The sole document of his father’s that Blair retains is his own adoption certificate. Orwell was desperate, perhaps manically so, to emphasise his connection with his longed-for son. He burnt out the section of the certificate containing the name of Richard's birth parents, Robinson, with a lit cigarette end. It was his symbolic confirmation that the boy was his — a literal baptism of fire. Orwell refused to countenance that Richard was not fully, biologically, his own; so the sojourn on Jura (Orwell had mentioned to friends the possibility of staying permanently) was to be a crucible of their luckless, sporadic relationship.

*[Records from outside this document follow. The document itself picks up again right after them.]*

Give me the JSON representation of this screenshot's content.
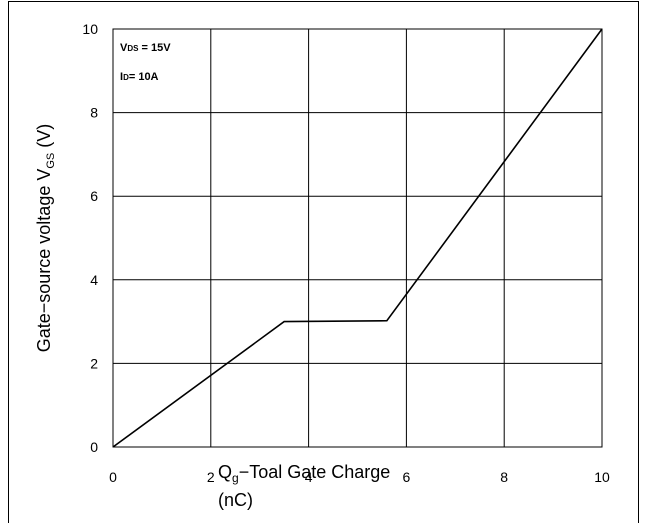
{
  "chart_data": {
    "type": "line",
    "x": [
      0,
      3.5,
      5.6,
      10
    ],
    "series": [
      {
        "values": [
          0,
          3.0,
          3.02,
          10
        ]
      }
    ],
    "xlim": [
      0,
      10
    ],
    "ylim": [
      0,
      10
    ],
    "xticks": [
      0,
      2,
      4,
      6,
      8,
      10
    ],
    "yticks": [
      0,
      2,
      4,
      6,
      8,
      10
    ],
    "xtick_labels": [
      "0",
      "2",
      "4",
      "6",
      "8",
      "10"
    ],
    "ytick_labels": [
      "0",
      "2",
      "4",
      "6",
      "8",
      "10"
    ],
    "ylabel_main": "Gate−source voltage V",
    "ylabel_sub": "GS",
    "ylabel_unit": " (V)",
    "xlabel_q": "Q",
    "xlabel_sub": "g",
    "xlabel_main": "−Toal Gate Charge",
    "xlabel_unit": "(nC)",
    "grid": true,
    "annotations": {
      "vds_v": "V",
      "vds_sub": "DS",
      "vds_rest": " = 15V",
      "id_i": "I",
      "id_sub": "D",
      "id_rest": "= 10A"
    },
    "colors": {
      "line": "#000000",
      "grid": "#000000"
    }
  }
}
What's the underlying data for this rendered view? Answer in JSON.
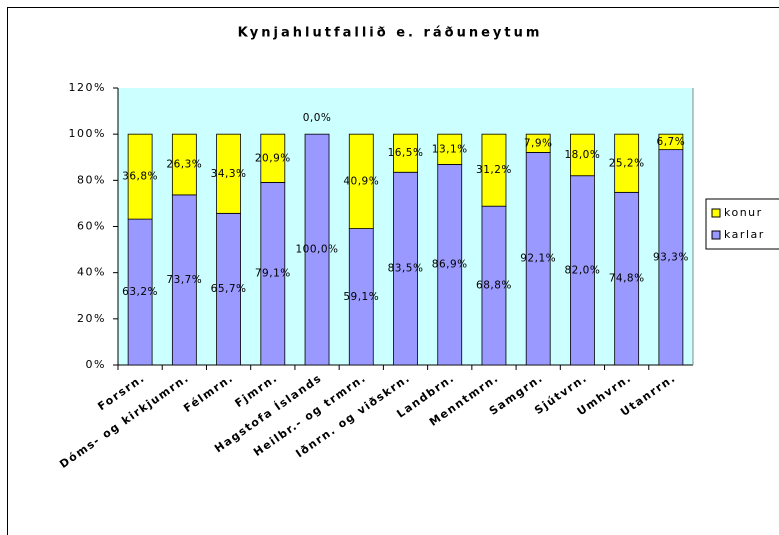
{
  "chart_data": {
    "type": "bar",
    "stacked": true,
    "title": "Kynjahlutfallið e. ráðuneytum",
    "categories": [
      "Forsrn.",
      "Dóms- og kirkjumrn.",
      "Félmrn.",
      "Fjmrn.",
      "Hagstofa Íslands",
      "Heilbr.- og trmrn.",
      "Iðnrn. og viðskrn.",
      "Landbrn.",
      "Menntmrn.",
      "Samgrn.",
      "Sjútvrn.",
      "Umhvrn.",
      "Utanrrn."
    ],
    "series": [
      {
        "name": "karlar",
        "color": "#9999ff",
        "values": [
          63.2,
          73.7,
          65.7,
          79.1,
          100.0,
          59.1,
          83.5,
          86.9,
          68.8,
          92.1,
          82.0,
          74.8,
          93.3
        ],
        "value_labels": [
          "63,2%",
          "73,7%",
          "65,7%",
          "79,1%",
          "100,0%",
          "59,1%",
          "83,5%",
          "86,9%",
          "68,8%",
          "92,1%",
          "82,0%",
          "74,8%",
          "93,3%"
        ]
      },
      {
        "name": "konur",
        "color": "#ffff00",
        "values": [
          36.8,
          26.3,
          34.3,
          20.9,
          0.0,
          40.9,
          16.5,
          13.1,
          31.2,
          7.9,
          18.0,
          25.2,
          6.7
        ],
        "value_labels": [
          "36,8%",
          "26,3%",
          "34,3%",
          "20,9%",
          "0,0%",
          "40,9%",
          "16,5%",
          "13,1%",
          "31,2%",
          "7,9%",
          "18,0%",
          "25,2%",
          "6,7%"
        ]
      }
    ],
    "ylim": [
      0,
      120
    ],
    "yticks": [
      {
        "value": 0,
        "label": "0%"
      },
      {
        "value": 20,
        "label": "20%"
      },
      {
        "value": 40,
        "label": "40%"
      },
      {
        "value": 60,
        "label": "60%"
      },
      {
        "value": 80,
        "label": "80%"
      },
      {
        "value": 100,
        "label": "100%"
      },
      {
        "value": 120,
        "label": "120%"
      }
    ],
    "grid": false,
    "legend": "right",
    "plot_background": "#ccffff"
  }
}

It didn’t work out that way in the long run, of course. In the longer run, we can’t help wondering what Orwell would make of the news that Blair has recently been researching his birth parents, partly from curiosity, partly to keep his sons informed about any latent health issues. We can almost hear the furious, ghostly clacking of Orwell’s trusty Remington, the indignation of the genius who prized fatherhood above all.
“Orwell isn’t my father,” says Blair. “Eric Blair was my father. But Mr Orwell has been good to us. He gave me the fascinating privilege of managing his estate. He gave my sons their inheritance. He gave my family Jura. The difference is that when we see the place now, it’s usually from the boat, with a gin and tonic.”